Concert: Flagada, Jones?
Publié

ConcertFlagada, Jones?

Sans limite, Grace Jones a fait son cabaret show samedi soir au Montreux Jazz Festival. Récit.

par
Laurent Fluckiger
1 / 7
Grace Jones, le samedi 8 juillet 2017 à l'auditorium Stravinski.

Grace Jones, le samedi 8 juillet 2017 à l'auditorium Stravinski.

© 2017 FFJM - Lionel Flusin
Il est 22 h 30, un monstre débarque sur scène. Un visage de squelette et une coiffe de plumes à la forme du trône de «Game of Thrones».

Il est 22 h 30, un monstre débarque sur scène. Un visage de squelette et une coiffe de plumes à la forme du trône de «Game of Thrones».

© 2017 FFJM - Lionel Flusin
La chanteuse a changé de costume après quasi chaque morceau...

La chanteuse a changé de costume après quasi chaque morceau...

© 2017 FFJM - Lionel Flusin

C'est samedi soir au Montreux Jazz Festival, et c'est cabaret! Grace Jones, 69 ans, a retourné l'Auditorium Stravinski, sous les yeux émerveillés de Woodkid, notamment. Du point de vue musical, rien à redire sur les musiciens, précis, efficaces. Mais Dame Grace prend tellement de place qu'on envie de raconter à quel point on en a pris plein les yeux. La chanteuse a changé de costume après quasi chaque morceau, tout en continuant à chanter ou à parler en coulisses. Un show exceptionnel.

Il est 22 h 30, un monstre débarque sur scène. Un visage de squelette et une coiffe de plumes à la forme du trône de «Game of Thrones». Il agite sa cape et on découvre un corps entièrement revêtu de peintures tribales. Un corps presque tout nu. Ce démon, c'est Grace Jones mode body painting, dont les tétons pointent fièrement en direction du public. Durant une heure trente elle va ajouter à sa belle silhouette des accessoires, tout en exhibant constamment toutes ses parties «décorées», des épaules aux pieds.

Du pole dance

A présent, c'est telle une lionne qu'elle rampe à terre. Elle revient avec un manteau à franges et un borsalino sur «My Jamaican Guy», levant la jambe au-dessus de la barrière installée sur un podium en fond de scène. Voici qu'un homme, lui aussi quasi nu, se met à faire du pole dance à côté d'elle, tandis qu'on agite des drapeaux à l'effigie de Grace Jones.

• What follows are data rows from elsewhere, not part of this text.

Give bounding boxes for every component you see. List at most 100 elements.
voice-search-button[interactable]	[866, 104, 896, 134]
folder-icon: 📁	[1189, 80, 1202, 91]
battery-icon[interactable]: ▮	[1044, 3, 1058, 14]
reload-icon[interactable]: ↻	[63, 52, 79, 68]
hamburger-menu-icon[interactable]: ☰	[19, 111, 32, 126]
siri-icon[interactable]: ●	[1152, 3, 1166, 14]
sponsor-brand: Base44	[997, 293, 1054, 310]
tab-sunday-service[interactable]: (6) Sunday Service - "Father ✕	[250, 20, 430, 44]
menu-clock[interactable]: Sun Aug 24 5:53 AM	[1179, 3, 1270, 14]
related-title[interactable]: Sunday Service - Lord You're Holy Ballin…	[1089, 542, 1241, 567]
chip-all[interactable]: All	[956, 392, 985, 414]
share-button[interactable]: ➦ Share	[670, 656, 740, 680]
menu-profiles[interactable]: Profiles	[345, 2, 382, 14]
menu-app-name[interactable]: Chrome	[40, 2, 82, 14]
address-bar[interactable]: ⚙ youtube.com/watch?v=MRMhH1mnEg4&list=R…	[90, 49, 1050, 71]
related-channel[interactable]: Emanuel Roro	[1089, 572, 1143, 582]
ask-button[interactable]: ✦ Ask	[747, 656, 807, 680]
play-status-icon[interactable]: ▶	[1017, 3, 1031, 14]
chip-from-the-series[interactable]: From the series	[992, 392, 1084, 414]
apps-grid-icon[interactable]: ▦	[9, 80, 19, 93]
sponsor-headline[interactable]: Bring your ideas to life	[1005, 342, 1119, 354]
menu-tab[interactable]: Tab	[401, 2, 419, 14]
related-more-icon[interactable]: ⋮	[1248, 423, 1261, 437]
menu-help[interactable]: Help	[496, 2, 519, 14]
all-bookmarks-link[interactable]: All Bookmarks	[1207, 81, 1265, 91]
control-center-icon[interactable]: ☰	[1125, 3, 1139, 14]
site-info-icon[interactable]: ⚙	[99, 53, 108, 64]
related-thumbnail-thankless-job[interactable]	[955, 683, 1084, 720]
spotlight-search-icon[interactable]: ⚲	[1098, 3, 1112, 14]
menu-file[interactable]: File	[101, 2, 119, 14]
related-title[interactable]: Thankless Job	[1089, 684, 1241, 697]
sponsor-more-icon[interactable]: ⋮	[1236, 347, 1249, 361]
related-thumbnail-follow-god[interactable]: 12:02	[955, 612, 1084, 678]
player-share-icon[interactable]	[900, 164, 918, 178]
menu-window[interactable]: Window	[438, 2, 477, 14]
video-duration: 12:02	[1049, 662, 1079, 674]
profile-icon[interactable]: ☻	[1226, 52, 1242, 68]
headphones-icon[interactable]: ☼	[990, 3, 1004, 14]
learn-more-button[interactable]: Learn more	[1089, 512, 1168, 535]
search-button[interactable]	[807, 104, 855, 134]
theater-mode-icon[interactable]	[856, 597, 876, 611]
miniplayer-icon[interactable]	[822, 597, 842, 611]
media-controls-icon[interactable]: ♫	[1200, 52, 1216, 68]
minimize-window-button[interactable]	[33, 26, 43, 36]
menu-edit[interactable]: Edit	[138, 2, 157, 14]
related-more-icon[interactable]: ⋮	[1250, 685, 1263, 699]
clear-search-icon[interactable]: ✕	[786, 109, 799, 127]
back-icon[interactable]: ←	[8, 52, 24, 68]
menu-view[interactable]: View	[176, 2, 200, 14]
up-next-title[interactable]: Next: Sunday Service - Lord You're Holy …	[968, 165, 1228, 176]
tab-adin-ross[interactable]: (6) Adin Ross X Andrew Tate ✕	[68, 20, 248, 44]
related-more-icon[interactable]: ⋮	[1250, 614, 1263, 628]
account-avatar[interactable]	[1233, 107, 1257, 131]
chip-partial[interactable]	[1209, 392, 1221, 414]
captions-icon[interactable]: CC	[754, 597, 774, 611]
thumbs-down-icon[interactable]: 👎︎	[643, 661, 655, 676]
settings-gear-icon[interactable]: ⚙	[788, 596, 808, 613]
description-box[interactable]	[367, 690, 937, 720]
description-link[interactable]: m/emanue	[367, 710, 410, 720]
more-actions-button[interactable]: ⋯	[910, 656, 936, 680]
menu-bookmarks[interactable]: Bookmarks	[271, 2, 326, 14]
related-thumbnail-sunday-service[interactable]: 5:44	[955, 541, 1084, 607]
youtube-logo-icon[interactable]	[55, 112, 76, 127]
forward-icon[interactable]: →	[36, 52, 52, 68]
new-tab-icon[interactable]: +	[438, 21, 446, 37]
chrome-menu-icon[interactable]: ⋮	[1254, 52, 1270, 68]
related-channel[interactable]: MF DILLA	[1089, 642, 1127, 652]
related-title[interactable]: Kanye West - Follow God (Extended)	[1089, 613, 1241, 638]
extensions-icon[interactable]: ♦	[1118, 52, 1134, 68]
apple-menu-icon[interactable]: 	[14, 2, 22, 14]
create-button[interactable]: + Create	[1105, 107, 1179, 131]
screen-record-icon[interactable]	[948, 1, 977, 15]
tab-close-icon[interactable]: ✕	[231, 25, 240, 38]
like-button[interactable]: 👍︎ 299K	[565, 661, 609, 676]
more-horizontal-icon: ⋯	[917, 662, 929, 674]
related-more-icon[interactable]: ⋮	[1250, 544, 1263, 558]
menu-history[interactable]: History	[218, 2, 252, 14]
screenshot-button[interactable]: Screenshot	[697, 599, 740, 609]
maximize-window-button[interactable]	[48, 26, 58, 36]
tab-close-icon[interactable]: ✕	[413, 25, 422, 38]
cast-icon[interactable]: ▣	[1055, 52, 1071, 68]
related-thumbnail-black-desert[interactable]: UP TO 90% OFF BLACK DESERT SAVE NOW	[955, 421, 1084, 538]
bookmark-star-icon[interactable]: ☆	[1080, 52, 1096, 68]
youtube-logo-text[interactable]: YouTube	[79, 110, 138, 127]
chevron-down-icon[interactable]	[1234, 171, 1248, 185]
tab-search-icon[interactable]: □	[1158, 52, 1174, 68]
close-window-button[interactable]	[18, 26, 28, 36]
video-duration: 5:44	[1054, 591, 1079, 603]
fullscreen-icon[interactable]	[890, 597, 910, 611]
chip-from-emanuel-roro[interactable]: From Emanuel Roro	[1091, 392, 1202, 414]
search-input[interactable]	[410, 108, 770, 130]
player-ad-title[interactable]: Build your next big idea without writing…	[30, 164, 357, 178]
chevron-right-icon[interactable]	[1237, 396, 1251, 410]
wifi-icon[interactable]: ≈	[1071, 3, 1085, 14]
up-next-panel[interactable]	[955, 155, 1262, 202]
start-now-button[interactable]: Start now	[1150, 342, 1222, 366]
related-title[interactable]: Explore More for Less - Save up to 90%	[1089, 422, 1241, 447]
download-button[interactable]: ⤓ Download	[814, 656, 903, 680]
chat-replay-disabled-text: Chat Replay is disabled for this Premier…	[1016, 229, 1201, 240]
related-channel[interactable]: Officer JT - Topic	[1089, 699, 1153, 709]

A ce moment là on se dit qu'on ne peut imaginer ce qu'elle va faire sur «La vie en rose». Et c'est justement les premières notes qui retentissent, jouées par une guitare sèche. «J'ai chaud», dit Grace Jones en coulisses, puis revient équipée d'un boa rouge et d'un masque avec une longue crinière rouge. Soudain, elle prend l'un des ventilateurs posés sur scène et le serre contre elle!

«On peut partager?»

C'est maintenant vêtue d'une côte de maille, avec deux baguettes à la main, qu'elle tape sur deux cymbales. Les spectateurs sont amusés, intrigués, interloqués même. Grace Jones leur offre bien plus ce dont ils avaient osé imaginer. Alors, elle se fait taquine: «Alalalalala! Est-ce que je peux avoir quelque chose pour me sécher», dit elle en revenant sur scène cette fois avec une immense jupe bleue et noire qui virevolte et une sorte de coiffe de nonne en feutre. «On peut partager?» demande-t-elle de façon aguicheuse à quelqu'un du public en s'épongeant avec une serviette. «Est-ce qu'il y a des enfants?» Se reprend elle en plaisantant. Et c'est le tube «I've Seen That Face Before (Libertango)» qui retentit puis elle fait virevolter sa jupe, la levant pour montrer ses fesses.

Dramaturgie extrême

On atteint l'heure de concert. «Vous me rendez heureux!» dit Grace Jones, cette fois revenant en veuve, des volants plein la tête et la jupe, pour entonner «William's Blood». Et poursuit par «Amazing Grace» dans la dramaturgie la plus extrême, feignant même de pleurer. Changement de tenue! C'est maintenant avec un chapeau melon à paillettes qu'elle se place sous un faisceau de lasers qui la fait étinceler. A présent, avec une longue crinière blanche qu'elle fait voler de tous les côtés, elle déclenche sur le public une pluie de confettis.

Mais ce n'est pas fini! Grace Jones est de retour avec plein de cerceaux multicolores autour du cou et un autre à la main. Elle se met à faire du hula hoop sur «Slave to The Rythm». Le cerceau tourne, tourne, tourne et ne retombe jamais. Comme notre esprit durant ce show incroyable de Miss Jones.